Fri, 08 May 1998 19:48:02 -0400

> If none of the above the above occurs, then a UNIX system's uptime can be
> measured in years. Reports of uptimes reaching 3 years are not uncommon in
> the Linux community. 

Ummm.. you switch from how reliable UNIX is to how reliable Linux is. Aside from slighting the non-Linux unices out there, it is also an example of proof by analogy, which is simply not a proof of anything.
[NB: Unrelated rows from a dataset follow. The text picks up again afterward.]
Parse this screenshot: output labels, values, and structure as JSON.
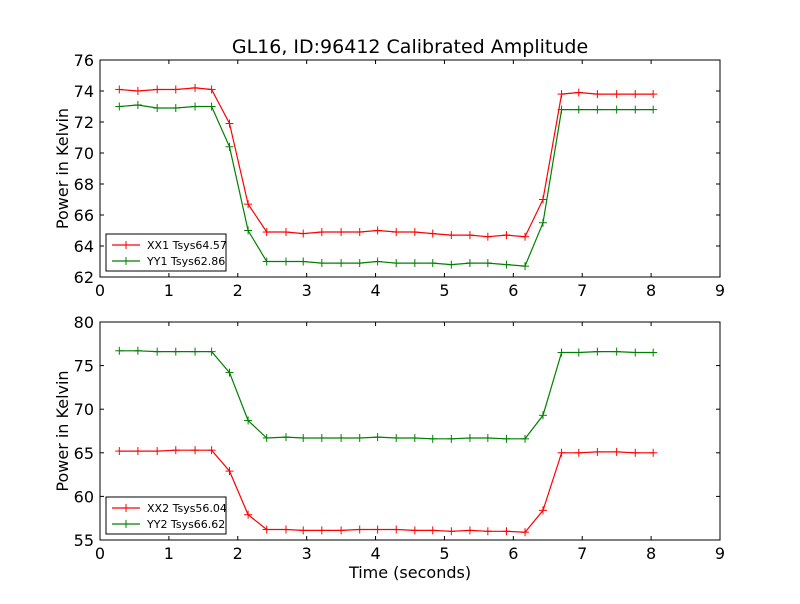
{
  "figure": {
    "title": "GL16, ID:96412 Calibrated Amplitude",
    "xlabel": "Time (seconds)"
  },
  "chart_data": [
    {
      "type": "line",
      "title": "GL16, ID:96412 Calibrated Amplitude",
      "xlabel": "",
      "ylabel": "Power in Kelvin",
      "xlim": [
        0,
        9
      ],
      "ylim": [
        62,
        76
      ],
      "xticks": [
        0,
        1,
        2,
        3,
        4,
        5,
        6,
        7,
        8,
        9
      ],
      "yticks": [
        62,
        64,
        66,
        68,
        70,
        72,
        74,
        76
      ],
      "xtick_labels": [
        "0",
        "1",
        "2",
        "3",
        "4",
        "5",
        "6",
        "7",
        "8",
        "9"
      ],
      "ytick_labels": [
        "62",
        "64",
        "66",
        "68",
        "70",
        "72",
        "74",
        "76"
      ],
      "grid": false,
      "legend_position": "lower-left",
      "x": [
        0.28,
        0.55,
        0.83,
        1.1,
        1.38,
        1.62,
        1.88,
        2.15,
        2.42,
        2.7,
        2.95,
        3.22,
        3.5,
        3.77,
        4.03,
        4.3,
        4.57,
        4.83,
        5.1,
        5.37,
        5.63,
        5.9,
        6.17,
        6.43,
        6.7,
        6.95,
        7.22,
        7.5,
        7.77,
        8.03
      ],
      "series": [
        {
          "name": "XX1 Tsys64.57",
          "color": "#ff0000",
          "values": [
            74.1,
            74.0,
            74.1,
            74.1,
            74.2,
            74.1,
            71.9,
            66.7,
            64.9,
            64.9,
            64.8,
            64.9,
            64.9,
            64.9,
            65.0,
            64.9,
            64.9,
            64.8,
            64.7,
            64.7,
            64.6,
            64.7,
            64.6,
            67.0,
            73.8,
            73.9,
            73.8,
            73.8,
            73.8,
            73.8
          ]
        },
        {
          "name": "YY1 Tsys62.86",
          "color": "#008000",
          "values": [
            73.0,
            73.1,
            72.9,
            72.9,
            73.0,
            73.0,
            70.4,
            65.0,
            63.0,
            63.0,
            63.0,
            62.9,
            62.9,
            62.9,
            63.0,
            62.9,
            62.9,
            62.9,
            62.8,
            62.9,
            62.9,
            62.8,
            62.7,
            65.5,
            72.8,
            72.8,
            72.8,
            72.8,
            72.8,
            72.8
          ]
        }
      ]
    },
    {
      "type": "line",
      "title": "",
      "xlabel": "Time (seconds)",
      "ylabel": "Power in Kelvin",
      "xlim": [
        0,
        9
      ],
      "ylim": [
        55,
        80
      ],
      "xticks": [
        0,
        1,
        2,
        3,
        4,
        5,
        6,
        7,
        8,
        9
      ],
      "yticks": [
        55,
        60,
        65,
        70,
        75,
        80
      ],
      "xtick_labels": [
        "0",
        "1",
        "2",
        "3",
        "4",
        "5",
        "6",
        "7",
        "8",
        "9"
      ],
      "ytick_labels": [
        "55",
        "60",
        "65",
        "70",
        "75",
        "80"
      ],
      "grid": false,
      "legend_position": "lower-left",
      "x": [
        0.28,
        0.55,
        0.83,
        1.1,
        1.38,
        1.62,
        1.88,
        2.15,
        2.42,
        2.7,
        2.95,
        3.22,
        3.5,
        3.77,
        4.03,
        4.3,
        4.57,
        4.83,
        5.1,
        5.37,
        5.63,
        5.9,
        6.17,
        6.43,
        6.7,
        6.95,
        7.22,
        7.5,
        7.77,
        8.03
      ],
      "series": [
        {
          "name": "XX2 Tsys56.04",
          "color": "#ff0000",
          "values": [
            65.2,
            65.2,
            65.2,
            65.3,
            65.3,
            65.3,
            62.9,
            57.9,
            56.2,
            56.2,
            56.1,
            56.1,
            56.1,
            56.2,
            56.2,
            56.2,
            56.1,
            56.1,
            56.0,
            56.1,
            56.0,
            56.0,
            55.9,
            58.4,
            65.0,
            65.0,
            65.1,
            65.1,
            65.0,
            65.0
          ]
        },
        {
          "name": "YY2 Tsys66.62",
          "color": "#008000",
          "values": [
            76.7,
            76.7,
            76.6,
            76.6,
            76.6,
            76.6,
            74.2,
            68.7,
            66.7,
            66.8,
            66.7,
            66.7,
            66.7,
            66.7,
            66.8,
            66.7,
            66.7,
            66.6,
            66.6,
            66.7,
            66.7,
            66.6,
            66.6,
            69.3,
            76.5,
            76.5,
            76.6,
            76.6,
            76.5,
            76.5
          ]
        }
      ]
    }
  ]
}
FYI, I have had HP-UX servers in production use with 100% uptime requirements achieve uptimes of 460 or more days. This was invaluable to us because the machine was routing data from our hospital's labs to the Neuro/Natal Intensive Care Unit.

I'd also like ot point out that when buying non-consumer grade unix box hardware, i.e. anything but Intel, you often get much more for your dollar. To the best of my knowledge there are no PC mother boards that do anything intelligent with the error correcting memory. When it fails to correct a multiple bit error, they usually just singal a non-maskable interrupt which typically halts every Intell based OS. Compare this with an HP based workstation. I occasionally get log messages about single bit errors being correected in the system RAM, it bound to happen when you have alot of memory, then ione day I see that a particular address is getting hit with a higher frequency. I get some replacment RAM, shutdown the box, replace it and it is up and runnign with no need to go through a messy crash/reboot/- diagnose/crash-again cycle.

Similarly I started getting log entries indicating that the instruction cache on the CPU was failing. It was certainly hurting performance, but the system continued to run without real problems until we had a replacment. You just dont' get that kind of hardware support on Intel. This alone makes NT a poor mission critical OS because of the lack of such high quality hardware.

One last anecdote and I'll leave you alone. The HP server in our NNICU that had a 460 day uptime had three disks removed from its SCSI bus about 10 days into the 460. We knew there was sufficient slack on the system to coallesce all the FS data onto the remaing disks, then we unmounted them, powered them off and unhooked them. The fact that it ran a full year without incident is testament to the overengineering that goes into top dollar hardware for running UNIX-like OS's.